Und da weder Astrid noch ich echte »Verwaltungsfüchse« sind, die das Wissen um all die gesetzlichen Regelungen rund um ein Erwerbsleben und eben dessen Ende als persönliches Steckenpferd betrachten, steckte für uns dort erst einmal recht viel Lesearbeit drin. Im Internet gibt es zwar einige Informationen zum Thema »Privatier«, aber es ist auch hier so, dass die Wahrheit irgendwo zwischen den verschiedenen Informationen liegt. Immer wieder stellt man verwundert fest, wie oft Informationen ungenau und unvollständig abgefasst werden. Vollständige und gute geschriebene Informationen sind selten und intuitive Webseiten so selten, dass man sich richtig freut, wenn man eine gefunden hat. Aber so manch privat Geschriebenes entspricht auch schlicht und ergreifend nicht unserem Rechtsverständnis. Speziell wenn es um das Thema Arbeitsamt, Arbeitslosigkeit und Arbeitslosengeld geht, trennt sich das Anspruchsdenken der allermeisten im Handumdrehen und vollkommen problemlos von den einfachsten Grundgedanken einer Solidargemeinschaft. Das ist schon erstaunlich.

Aber egal, wenn man nicht blind in sein Abenteuer stolpern will, muss man sich schlau machen und viel lesen. Das ist zwar nicht immer ganz einfach, denn kaum eine Information passt genau zu dem Ziel »Privatier zu werden«, aber mit etwas Systematik, Akribie und Nachdenken und nach vielen verzweifelten Verständnisseufzern, gelingt einem doch irgendwann ein erster Durchbruch der Erkenntnis. Und dann hat man eine Idee davon, was geht und wie man es haben will und ist so eigentlich schon mal ganz gut gerüstet, um es konkret werden zu lassen.
Irgendwann im April, wenn wir alles soweit geregelt haben, werden wir dazu noch mal einen kleinen zusammenfassenden Blog schreiben. Eine Themen- und Gedankensammlung, die uns bei unserem Schritt begleitet hat.

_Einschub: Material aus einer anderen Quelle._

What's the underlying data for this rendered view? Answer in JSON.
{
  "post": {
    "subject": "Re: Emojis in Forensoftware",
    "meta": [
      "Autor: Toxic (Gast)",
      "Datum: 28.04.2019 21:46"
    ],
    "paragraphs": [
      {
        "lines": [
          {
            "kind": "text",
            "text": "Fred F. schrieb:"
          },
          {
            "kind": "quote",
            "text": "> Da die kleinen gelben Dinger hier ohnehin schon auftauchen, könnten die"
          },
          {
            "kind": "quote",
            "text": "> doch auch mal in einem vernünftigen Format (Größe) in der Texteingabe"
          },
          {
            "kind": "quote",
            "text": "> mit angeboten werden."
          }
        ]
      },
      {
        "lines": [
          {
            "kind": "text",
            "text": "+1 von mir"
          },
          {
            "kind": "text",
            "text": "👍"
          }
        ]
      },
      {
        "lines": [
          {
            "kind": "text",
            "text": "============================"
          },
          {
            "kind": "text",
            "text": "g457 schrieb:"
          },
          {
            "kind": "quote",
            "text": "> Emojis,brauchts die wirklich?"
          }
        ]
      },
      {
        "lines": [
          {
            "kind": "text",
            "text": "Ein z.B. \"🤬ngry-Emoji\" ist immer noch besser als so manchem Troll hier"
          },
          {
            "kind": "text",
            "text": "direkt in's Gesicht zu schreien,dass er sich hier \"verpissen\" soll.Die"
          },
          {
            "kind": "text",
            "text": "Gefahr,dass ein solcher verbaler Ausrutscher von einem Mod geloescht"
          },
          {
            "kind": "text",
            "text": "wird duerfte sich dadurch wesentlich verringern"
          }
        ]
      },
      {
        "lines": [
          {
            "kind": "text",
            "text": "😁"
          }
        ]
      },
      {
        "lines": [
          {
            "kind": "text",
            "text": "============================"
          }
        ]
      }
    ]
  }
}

Gott sei Dank halten uns in diesem Winter »nur« noch die administrativen Dinge auf Trapp und nicht auch noch irgendwelche Bastelaktionen am Schiff. Beides an einem Stück wäre wenigstens für uns nicht machbar und wir sind heilfroh darüber, dass wir uns so viel Zeit genommen haben, um unseren Traum wahr werden zu lassen. Das haben wir im letzten Jahr auch schon so manches Mal gedacht, als wir Langzeitsegler getroffen haben, die für unseren Geschmack doch eher Hals über Kopf aufgebrochen waren. Vorher machen und vorher regeln macht das Umsteigen schon viel entspannter, denn es passiert ja sowieso noch genügend Unvorhergesehenes. Und das ist ja auch gut so, denn nicht zuletzt deswegen bricht man ja auch auf. Gerade das Neue und Unvorhergesehene will man ja erleben, da ist es dann schon blöd, wenn das durch vorhersehbare Probleme an den Rand oder gar ganz in den Hintergrund gedrängt wird.